İnsan bazen ne kazandığını, niye kazandığını, neye göre kazandığını, kimi kazandığını; kazanırken başka bir şeyler kaybedip kaybetmediğini bilemez. Soyut sonuçları ile bakarız bu kavramlara çoğu kez. O anda bize bir faydası varsa “kazanmış gibi” seviniriz. Hatta bazen bu sevinçlerimizi (başkalarının kayıpları anlamına gelse bile) çok abartırız. Hâlbuki “kazanma kuşağında kaybetmek” diye bir olgu ve gerçek de vardır hayatımızda. Hani sonradan fark ettiğimizde o meşhur “sevincimizin kursağımızda kalması” olayı var ya... Tam da budur işte! Ancak biz bunu çoğu zaman erken fark edemez ya da kazanma sevincimiz daha da uzun sürsün diye görmezden geliriz.

Kaybettiğimizi zannettiğimizde de olur bu. Çok üzülürüz kaybettik diye. Hüzünleniriz. Bunu çoğu kez de abartırız. Oysa “her zaman hayırda şer, şerde de bir hayır olabileceğini” çok duymuşuzdur. Fakat insanız biz ve işimize geldiğinde daha çabuk “unuturuz” pek çok şeyi.

Bazı olaylar ve gelişmelerle ilgili erken sevinip bunun dozunu nasıl ayarlayamıyorsak, “kaybetmek” anlamına gelen bazı sonuçlar itibariyle de üzüntümüzü, dövünmemizi, ortalığı velveleye verme huyumuzu dozu epey aşkın bir biçimde ortaya koyarız. Oysa “kaybetme kuşağında kazanmak” da vardır hayatta. Sadece biz bunu algılayamayız bazen ve bu da kaybetme, yenilgiye uğrama, çaresizlik gibi bütün olumsuz kavramları yaşatır her şekliyle bize.

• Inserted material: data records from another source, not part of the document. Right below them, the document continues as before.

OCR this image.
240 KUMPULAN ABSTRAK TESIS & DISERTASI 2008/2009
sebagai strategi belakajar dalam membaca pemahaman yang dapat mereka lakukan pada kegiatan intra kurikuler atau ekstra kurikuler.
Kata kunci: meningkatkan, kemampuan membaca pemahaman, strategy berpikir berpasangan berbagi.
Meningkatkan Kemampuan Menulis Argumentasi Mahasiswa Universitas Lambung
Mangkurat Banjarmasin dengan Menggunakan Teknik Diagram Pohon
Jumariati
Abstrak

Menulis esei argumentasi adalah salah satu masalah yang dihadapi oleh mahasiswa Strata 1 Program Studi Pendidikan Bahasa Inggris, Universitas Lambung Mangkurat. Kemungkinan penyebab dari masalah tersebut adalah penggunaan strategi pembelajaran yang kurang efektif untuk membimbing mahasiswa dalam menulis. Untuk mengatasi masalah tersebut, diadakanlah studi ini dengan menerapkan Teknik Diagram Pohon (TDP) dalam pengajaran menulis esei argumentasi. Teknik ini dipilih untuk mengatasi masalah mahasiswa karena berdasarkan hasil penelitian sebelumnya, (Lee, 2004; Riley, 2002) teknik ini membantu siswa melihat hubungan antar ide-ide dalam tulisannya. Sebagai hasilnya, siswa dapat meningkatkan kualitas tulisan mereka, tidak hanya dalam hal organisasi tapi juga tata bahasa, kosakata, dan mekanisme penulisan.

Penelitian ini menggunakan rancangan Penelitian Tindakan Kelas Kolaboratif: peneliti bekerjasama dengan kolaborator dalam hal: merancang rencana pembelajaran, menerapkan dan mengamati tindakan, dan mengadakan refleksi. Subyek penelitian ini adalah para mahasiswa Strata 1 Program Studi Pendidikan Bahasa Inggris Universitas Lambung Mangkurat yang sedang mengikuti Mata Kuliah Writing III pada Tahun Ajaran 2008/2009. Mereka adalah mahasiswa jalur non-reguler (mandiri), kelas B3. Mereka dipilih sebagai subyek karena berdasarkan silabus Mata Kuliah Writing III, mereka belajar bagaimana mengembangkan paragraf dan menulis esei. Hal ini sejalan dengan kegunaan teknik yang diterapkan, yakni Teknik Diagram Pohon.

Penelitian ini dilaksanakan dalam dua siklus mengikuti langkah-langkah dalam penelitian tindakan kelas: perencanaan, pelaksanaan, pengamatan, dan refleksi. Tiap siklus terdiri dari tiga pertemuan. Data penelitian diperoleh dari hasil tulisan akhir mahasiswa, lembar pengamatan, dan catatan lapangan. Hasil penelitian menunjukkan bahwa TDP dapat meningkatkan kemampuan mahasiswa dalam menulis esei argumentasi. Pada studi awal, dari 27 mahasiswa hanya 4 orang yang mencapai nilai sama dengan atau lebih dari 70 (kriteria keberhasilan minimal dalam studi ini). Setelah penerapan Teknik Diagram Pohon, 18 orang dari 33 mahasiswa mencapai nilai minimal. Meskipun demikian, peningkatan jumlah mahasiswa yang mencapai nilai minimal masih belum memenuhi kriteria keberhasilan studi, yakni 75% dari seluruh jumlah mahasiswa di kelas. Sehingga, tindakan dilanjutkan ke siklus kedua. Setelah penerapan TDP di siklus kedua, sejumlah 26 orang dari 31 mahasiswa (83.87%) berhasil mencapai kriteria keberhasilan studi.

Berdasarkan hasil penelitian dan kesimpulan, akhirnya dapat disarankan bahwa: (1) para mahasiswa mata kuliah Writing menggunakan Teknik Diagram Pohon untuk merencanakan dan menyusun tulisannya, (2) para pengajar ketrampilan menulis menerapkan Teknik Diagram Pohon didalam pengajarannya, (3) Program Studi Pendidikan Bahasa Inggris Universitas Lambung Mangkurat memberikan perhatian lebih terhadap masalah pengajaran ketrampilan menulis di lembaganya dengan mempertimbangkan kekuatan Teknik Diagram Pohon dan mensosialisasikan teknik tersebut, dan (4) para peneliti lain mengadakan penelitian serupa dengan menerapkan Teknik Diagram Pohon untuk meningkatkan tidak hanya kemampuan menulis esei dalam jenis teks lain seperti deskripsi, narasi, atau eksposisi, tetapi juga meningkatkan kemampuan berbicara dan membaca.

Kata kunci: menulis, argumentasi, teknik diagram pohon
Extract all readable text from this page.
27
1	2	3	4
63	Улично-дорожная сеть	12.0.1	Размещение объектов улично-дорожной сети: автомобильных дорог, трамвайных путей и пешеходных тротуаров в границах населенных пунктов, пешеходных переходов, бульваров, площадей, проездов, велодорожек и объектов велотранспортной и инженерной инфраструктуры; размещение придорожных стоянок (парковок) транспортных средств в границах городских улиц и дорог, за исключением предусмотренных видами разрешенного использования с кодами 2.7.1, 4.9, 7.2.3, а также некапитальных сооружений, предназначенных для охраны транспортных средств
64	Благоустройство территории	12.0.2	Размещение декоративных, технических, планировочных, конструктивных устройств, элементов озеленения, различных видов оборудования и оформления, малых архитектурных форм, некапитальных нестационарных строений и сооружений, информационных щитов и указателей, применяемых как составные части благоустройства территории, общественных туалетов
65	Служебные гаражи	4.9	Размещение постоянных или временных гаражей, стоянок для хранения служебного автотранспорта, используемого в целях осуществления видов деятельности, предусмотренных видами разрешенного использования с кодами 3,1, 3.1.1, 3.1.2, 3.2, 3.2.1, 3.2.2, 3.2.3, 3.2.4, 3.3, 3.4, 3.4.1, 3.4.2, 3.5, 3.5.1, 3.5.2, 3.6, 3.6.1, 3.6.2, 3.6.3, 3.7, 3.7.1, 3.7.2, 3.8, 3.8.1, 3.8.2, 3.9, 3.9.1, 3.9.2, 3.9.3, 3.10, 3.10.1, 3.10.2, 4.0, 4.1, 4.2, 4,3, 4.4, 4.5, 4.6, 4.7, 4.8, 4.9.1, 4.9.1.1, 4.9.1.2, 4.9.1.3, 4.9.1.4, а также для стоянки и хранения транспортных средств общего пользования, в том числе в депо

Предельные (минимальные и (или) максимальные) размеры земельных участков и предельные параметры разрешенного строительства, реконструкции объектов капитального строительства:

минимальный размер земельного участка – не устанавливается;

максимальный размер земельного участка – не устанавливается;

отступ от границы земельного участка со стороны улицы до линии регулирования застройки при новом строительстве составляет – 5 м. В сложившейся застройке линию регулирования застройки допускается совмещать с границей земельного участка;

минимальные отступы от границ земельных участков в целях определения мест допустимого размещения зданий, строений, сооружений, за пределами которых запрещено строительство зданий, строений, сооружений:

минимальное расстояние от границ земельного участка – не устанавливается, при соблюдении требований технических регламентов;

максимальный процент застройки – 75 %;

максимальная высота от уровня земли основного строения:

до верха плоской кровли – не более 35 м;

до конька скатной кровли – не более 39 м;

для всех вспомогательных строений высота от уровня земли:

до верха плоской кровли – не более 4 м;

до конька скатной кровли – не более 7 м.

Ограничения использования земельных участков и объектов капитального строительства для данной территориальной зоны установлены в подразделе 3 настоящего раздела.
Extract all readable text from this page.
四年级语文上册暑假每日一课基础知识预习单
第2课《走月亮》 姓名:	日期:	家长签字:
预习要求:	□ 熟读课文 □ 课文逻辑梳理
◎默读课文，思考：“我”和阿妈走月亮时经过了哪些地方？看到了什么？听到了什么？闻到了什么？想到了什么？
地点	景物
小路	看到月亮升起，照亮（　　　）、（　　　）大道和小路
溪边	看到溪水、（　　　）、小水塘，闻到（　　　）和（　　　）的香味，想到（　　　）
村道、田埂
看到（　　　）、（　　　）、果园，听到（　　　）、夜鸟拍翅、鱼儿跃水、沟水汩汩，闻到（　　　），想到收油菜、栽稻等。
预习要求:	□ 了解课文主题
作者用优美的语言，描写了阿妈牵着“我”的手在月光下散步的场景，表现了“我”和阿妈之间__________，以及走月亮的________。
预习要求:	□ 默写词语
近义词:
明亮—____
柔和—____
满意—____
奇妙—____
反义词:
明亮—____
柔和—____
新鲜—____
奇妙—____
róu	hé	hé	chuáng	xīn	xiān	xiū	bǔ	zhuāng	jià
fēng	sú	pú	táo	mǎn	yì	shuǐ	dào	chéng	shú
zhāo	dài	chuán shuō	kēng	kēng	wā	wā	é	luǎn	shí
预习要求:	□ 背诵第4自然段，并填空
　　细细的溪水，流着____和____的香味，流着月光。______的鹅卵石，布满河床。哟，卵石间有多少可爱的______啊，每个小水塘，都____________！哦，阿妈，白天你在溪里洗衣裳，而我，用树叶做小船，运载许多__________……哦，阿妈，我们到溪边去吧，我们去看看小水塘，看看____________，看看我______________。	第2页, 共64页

Kaybetmek ve kazanmak kavramlarını “kime göre”, “neye göre” gibi iki soru ile değerlendirmek bazen aklımıza kapı açabilir ve bizi çeşitli doz aşımlarından ve bunların zararlarından da koruyabilir.

Şimdi hayatımıza, çevremize şöyle bir bakalım; kim neyi kazanmış, gerçekten kazanmış mı; ne kadar sürecek bu kazanma? Kaybettiğimiz nedir? Neye göre, neyi kaybetmişiz? Kaybettiğimizi sanarak bu kadar dövünmemize değer mi? Kazandığımızı zannettiğimizi gerçekten kazanmış mıyız ya da kaybettiğimiz hayatımızın sonuna kadar hüznünü yaşayacağımız bir kayıp mıdır?

Mesela zengin birini görüyoruz. Evi, arabası, iyi bir işi, çevresi, imkânları var. Dışarıdan bakılınca “kazanmış” gibi duruyor değil mi? Sahip olduklarına sahip olmayanlar da bunu kendi adlarına “kayıp” gibi görebilir pekâlâ. Belki o insan veya aile de kendini bu anlamda “kazanmış” gibi görüyordur. Peki, bu gerçek bir kazanmak mıdır? Kime göre kazanmak? Neye göre kazanmak? Ne kazanmak?

Ya ailesinde huzur yoksa? Kazandığında hakkı olanları ihmal etmişse? Kendisinde veya yakınlarında bir sağlık problemi varsa? Ya bazı sorunlarının çözümü için “kazanmak” olarak gördüklerimiz yetmiyorsa? Ya bazı gelişmelerle ilgili çaresizse?

Sevememişse... Kendisini her şeye rağmen seven birisi olmamışsa...

Kazanmak olarak gördüğümüz bütün imkânları elde ederken ebedi bir kaybetmişlik yaşama yoluna girmişse! Kim bilir belki de içinden “Keşke şu imkânlarım, evim, arabam, zenginliğim olmasaydı da sağlığım, huzurum yerinde olsaydı!” diyorsa? Demiyorsa ve bunun farkında değilse bu da çok kötü bir “kaybetmek” değil midir zaten?

Hani bizim kültürümüzde “beterin beteri var!” diye bir yaklaşım var ya; gerçekten de beterin beteri var. Kaybetmenin de kazanmanın da beteri var. Nice insan yaşamında kaybetme kuşağında kazanmış, nicesi de kazanma kuşağında kaybettiğini hala anlayamamıştır.

Düşünebiliyor musunuz; siz bir hastalıkla ilgili tedavi ya da kontrol amaçlı hastanedesiniz. Üzülüyorsunuz, hastayım diye. Hatta “Nereden çıktı ki şimdi bu hastalık?” diye serzenişte bulunuyorsunuz kadere falan. Bazen ileriye gidip haddinizi aşarak sorgulamalara bile girebiliyorsunuz. O anda sizden daha çaresiz, daha onulmaz, komplikasyonları daha da “kaybetmişlik” anlamına gelen bir hastalıkla hastaneye gelmiş olan başka birine rastlıyorsunuz. Şimdi size göre o kaybetmiş. Siz de ona göre daha ehven bir hastalığınız olduğu için kazanmış mı oluyorsunuz?

Bu yazı burada böyle bitmemeli bence. Ama kendi kendimize; kendimizi, hayatı, hayırları, şerleri, beterin beterini, yaşanmışlıklarımızı, kazanmışlıklarımızı, kaybetmişliklerimizi bir düşünelim şimdilik. Maksadım zaten kafanızı karıştırmak ve olumlu bir “farkındalık” meydana getirmek zihinlerinizde. Sonrasını yine yazarız başka bir zaman.

Hani dedik ya; kime göre, neye göre?